Thursday night in Baltimore, the debate began. Did Red Sox pitcher Clay Buchholz intentionally throw at Adam Jones? As of 5 p.m. Friday evening, the question was still raging in the MASN studios. To help your quest for knowledge, I’ll fill you in on part of the conversation. It’s great insight to the unwritten rules of intentionally throwing at a batter.
O’s manager Buck Showalter clearly felt the beaning wasn’t an accident. When asked after the game he curtly replied, “We’ll file that one away.” Code for, “When the time is right, get ready for some retaliation.” For the record, the Orioles will see the Red Sox two more times this season. The first will be Sept. 21 at Fenway, then a week later the two teams square off again at Camden Yards. Get your tickets now. Wouldn’t it be ironic if Kevin Gregg got the call to bean Big Papi? Nothing like a rematch of two big, slow dudes who would prefer walking on hot coals over having to act like they’re fighting again. Maybe David Ortiz is practicing his show punches right now while on the disabled list.

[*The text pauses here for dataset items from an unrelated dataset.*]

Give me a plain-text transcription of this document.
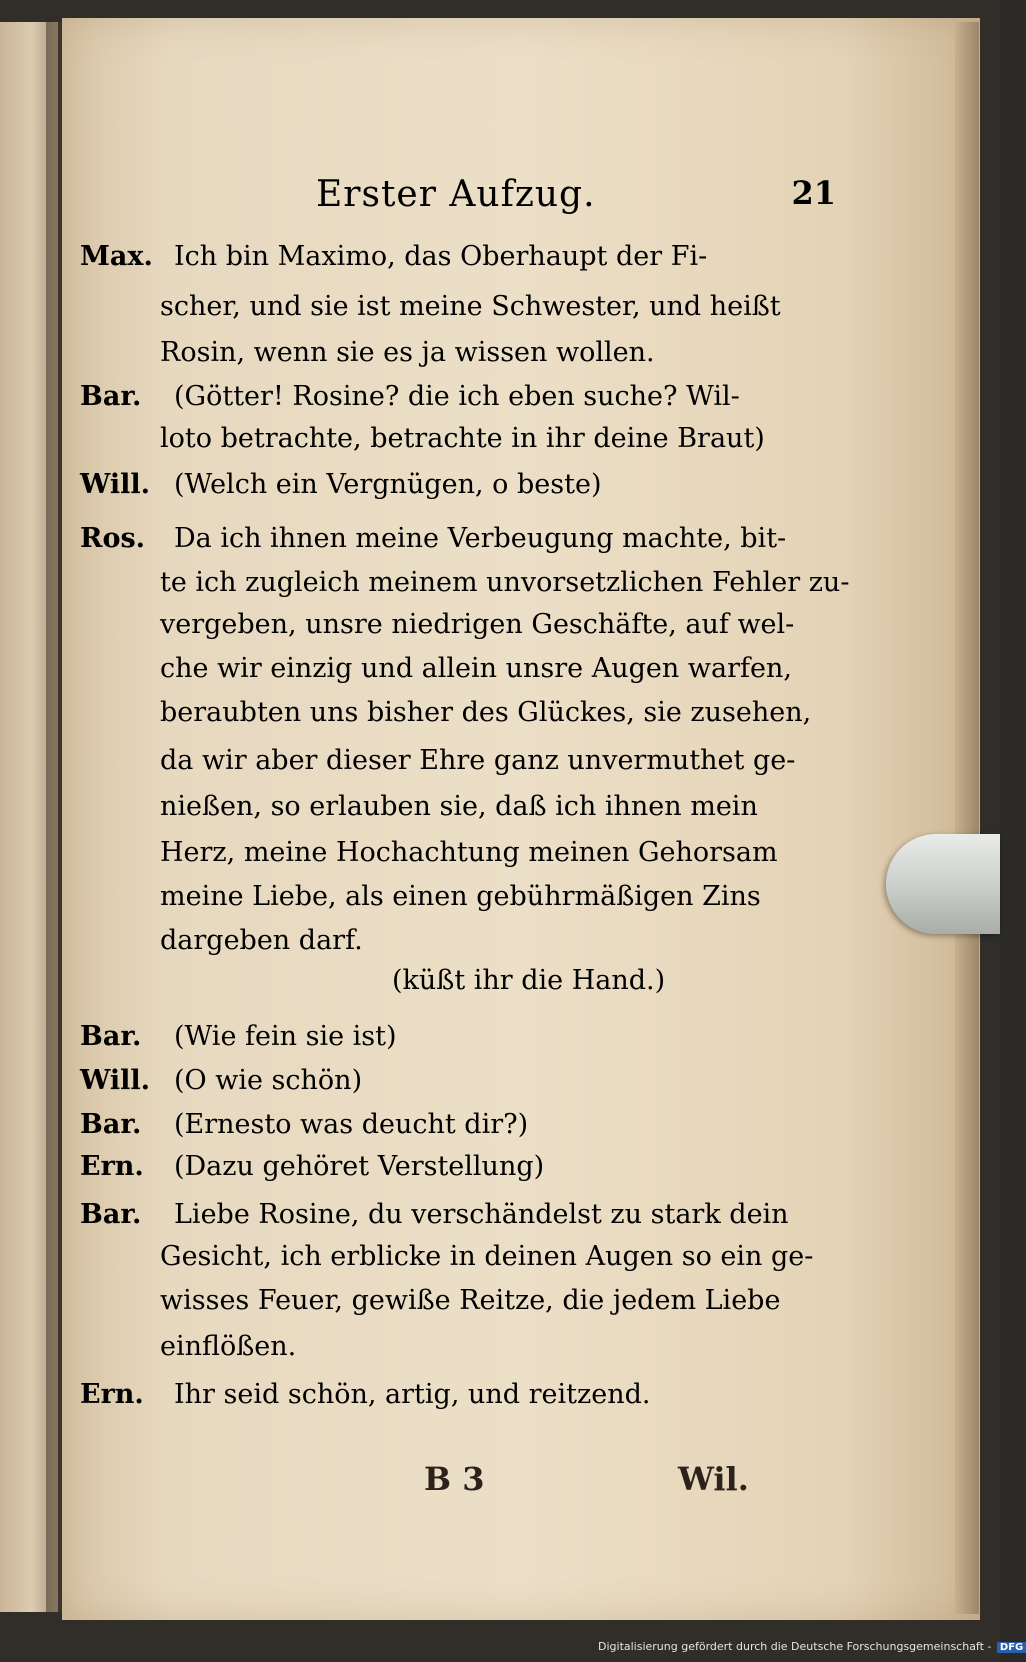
Erster Aufzug.	21
Max. Ich bin Maximo, das Oberhaupt der Fi-
scher, und sie ist meine Schwester, und heißt
Rosin, wenn sie es ja wissen wollen.
Bar. (Götter! Rosine? die ich eben suche? Wil-
loto betrachte, betrachte in ihr deine Braut)
Will. (Welch ein Vergnügen, o beste)
Ros. Da ich ihnen meine Verbeugung machte, bit-
te ich zugleich meinem unvorsetzlichen Fehler zu-
vergeben, unsre niedrigen Geschäfte, auf wel-
che wir einzig und allein unsre Augen warfen,
beraubten uns bisher des Glückes, sie zusehen,
da wir aber dieser Ehre ganz unvermuthet ge-
nießen, so erlauben sie, daß ich ihnen mein
Herz, meine Hochachtung meinen Gehorsam
meine Liebe, als einen gebührmäßigen Zins
dargeben darf.
(küßt ihr die Hand.)
Bar. (Wie fein sie ist)
Will. (O wie schön)
Bar. (Ernesto was deucht dir?)
Ern. (Dazu gehöret Verstellung)
Bar. Liebe Rosine, du verschändelst zu stark dein
Gesicht, ich erblicke in deinen Augen so ein ge-
wisses Feuer, gewiße Reitze, die jedem Liebe
einflößen.
Ern. Ihr seid schön, artig, und reitzend.
B 3	Wil.
Digitalisierung gefördert durch die Deutsche Forschungsgemeinschaft - DFG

As to the matter concerning Jones Thursday night. My MASN colleague, former World Series MVP Rick Dempsey, believes Boston catcher Jarrod Saltalamacchia probably gave the signal himself after being plowed over by Jones at the plate the previous night. A clear-cut case of retaliation. Dempsey said he used to give the signal quite a bit behind the plate. The objective was to take a guy mentally out of the game before he got on a roll.
MLB Network Radio host and former Orioles general mannager Jim Duquette was also in on this conversation. His take: Jones’ play at the plate was kosher and so was Buchholtz beaning Jones the next day if the Red Sox pitcher believed it wasn’t kosher. Duquette dropped some knowledge on the conversation. Why didn’t the Orioles retaliate in that same game? The Orioles were winning by two runs when the beaning took place in the third inning. The obvious: It would be stupid to hit a Boston batter, put him on base and allow the potential tying run to come up to the plate next. Not exactly smart baseball.

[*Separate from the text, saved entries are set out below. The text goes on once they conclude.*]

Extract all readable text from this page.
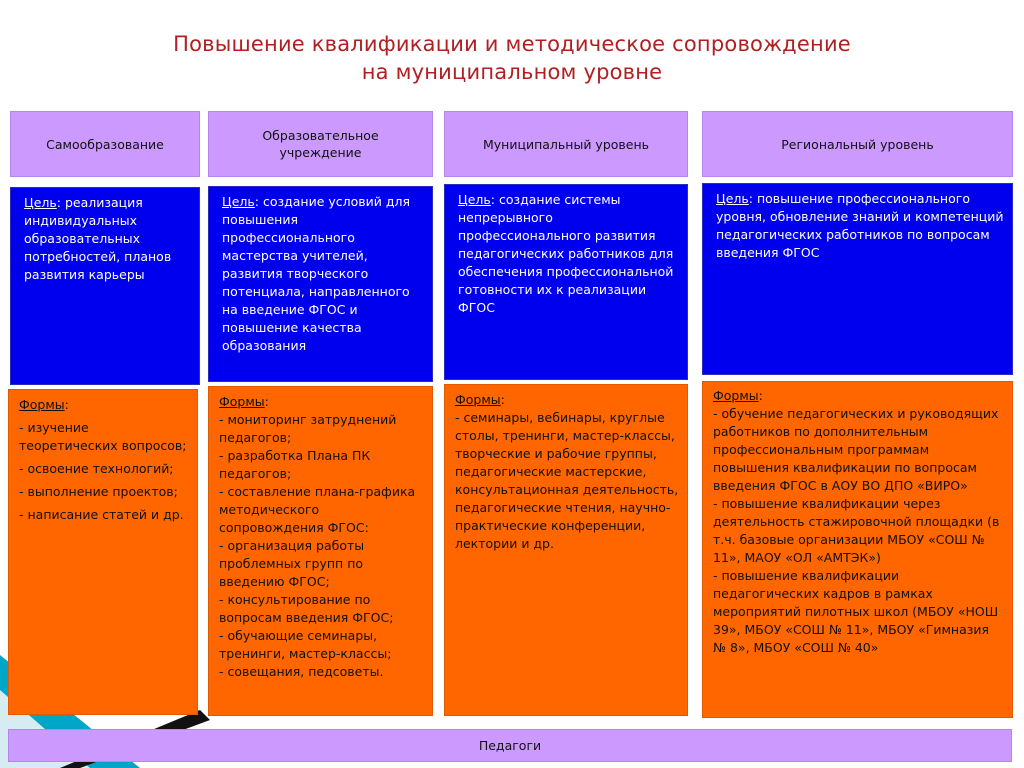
Повышение квалификации и методическое сопровождение
на муниципальном уровне
Самообразование
Цель: реализация индивидуальных образовательных потребностей, планов развития карьеры
Формы:
- изучение теоретических вопросов;
- освоение технологий;
- выполнение проектов;
- написание статей и др.
Образовательное учреждение
Цель: создание условий для повышения профессионального мастерства учителей, развития творческого потенциала, направленного на введение ФГОС и повышение качества образования
Формы:
- мониторинг затруднений педагогов;
- разработка Плана ПК педагогов;
- составление плана-графика методического сопровождения ФГОС:
- организация работы проблемных групп по введению ФГОС;
- консультирование по вопросам введения ФГОС;
- обучающие семинары, тренинги, мастер-классы;
- совещания, педсоветы.
Муниципальный уровень
Цель: создание системы непрерывного профессионального развития педагогических работников для обеспечения профессиональной готовности их к реализации ФГОС
Формы:
- семинары, вебинары, круглые столы, тренинги, мастер-классы, творческие и рабочие группы, педагогические мастерские, консультационная деятельность, педагогические чтения, научно-практические конференции, лектории и др.
Региональный уровень
Цель: повышение профессионального уровня, обновление знаний и компетенций педагогических работников по вопросам введения ФГОС
Формы:
- обучение педагогических и руководящих работников по дополнительным профессиональным программам повышения квалификации по вопросам введения ФГОС в АОУ ВО ДПО «ВИРО»
- повышение квалификации через деятельность стажировочной площадки (в т.ч. базовые организации МБОУ «СОШ № 11», МАОУ «ОЛ «АМТЭК»)
- повышение квалификации педагогических кадров в рамках мероприятий пилотных школ (МБОУ «НОШ 39», МБОУ «СОШ № 11», МБОУ «Гимназия № 8», МБОУ «СОШ № 40»
Педагоги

Also, an unwritten rule of beaning: You hit our best player, we hit your best player. What many of us hadn’t noticed was the Red Sox’s two best players, Dustin Pedroia and Adrian Gonzalez, were the final two outs of the top of the third inning. The incident happened in the bottom of the third. That meant the Orioles would have had to wait until Pedroia came back up to bat in the fifth inning. By then, the game was tied 3-3. Not a good time to just give the opposition a free base. Especially Pedroia who can wreak havoc on the base paths.

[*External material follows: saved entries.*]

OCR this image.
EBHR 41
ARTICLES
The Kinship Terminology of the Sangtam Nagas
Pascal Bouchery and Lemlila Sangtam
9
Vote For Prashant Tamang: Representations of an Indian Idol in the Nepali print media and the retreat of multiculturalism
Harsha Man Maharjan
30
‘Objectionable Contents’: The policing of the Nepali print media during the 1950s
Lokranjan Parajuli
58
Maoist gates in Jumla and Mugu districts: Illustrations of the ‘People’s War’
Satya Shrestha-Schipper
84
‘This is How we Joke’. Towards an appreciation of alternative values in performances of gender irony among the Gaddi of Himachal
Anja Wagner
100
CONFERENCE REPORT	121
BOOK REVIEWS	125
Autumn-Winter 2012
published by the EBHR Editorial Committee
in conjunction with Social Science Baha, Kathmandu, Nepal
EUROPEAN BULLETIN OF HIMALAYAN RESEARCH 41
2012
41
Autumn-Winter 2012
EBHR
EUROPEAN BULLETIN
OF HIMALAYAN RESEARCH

And so, we wait until Sept. 21.
MASN analyst and former Orioles pitcher Dave Johnson keyed me in on a part of the game I never knew. Rarely does the manager tell a pitcher to hit a batter. It’s not a position the manager wants to be in if a player is asked why he hit someone. Johnson told me never in his big league career did a manager tell him to hit a batter. Usually, he said, a pitcher knows what happened and will ask his teammate involved if he thought it was a dirty play or unsportsmanlike or whatever. Then, the pitcher makes his own decision on when to retaliate. Usually the beaning will come in a two-out situation when a game is not close, or early in a game. That way, putting a runner on base who could potentially score won’t hurt the team’s chances of winning.
By the way, Jones was hit by Buchholz with only one out. Because of that, Johnson said he wasn’t so sure it was intentional.
As I said, ask five different people, you’ll get five different opinions. What did you think?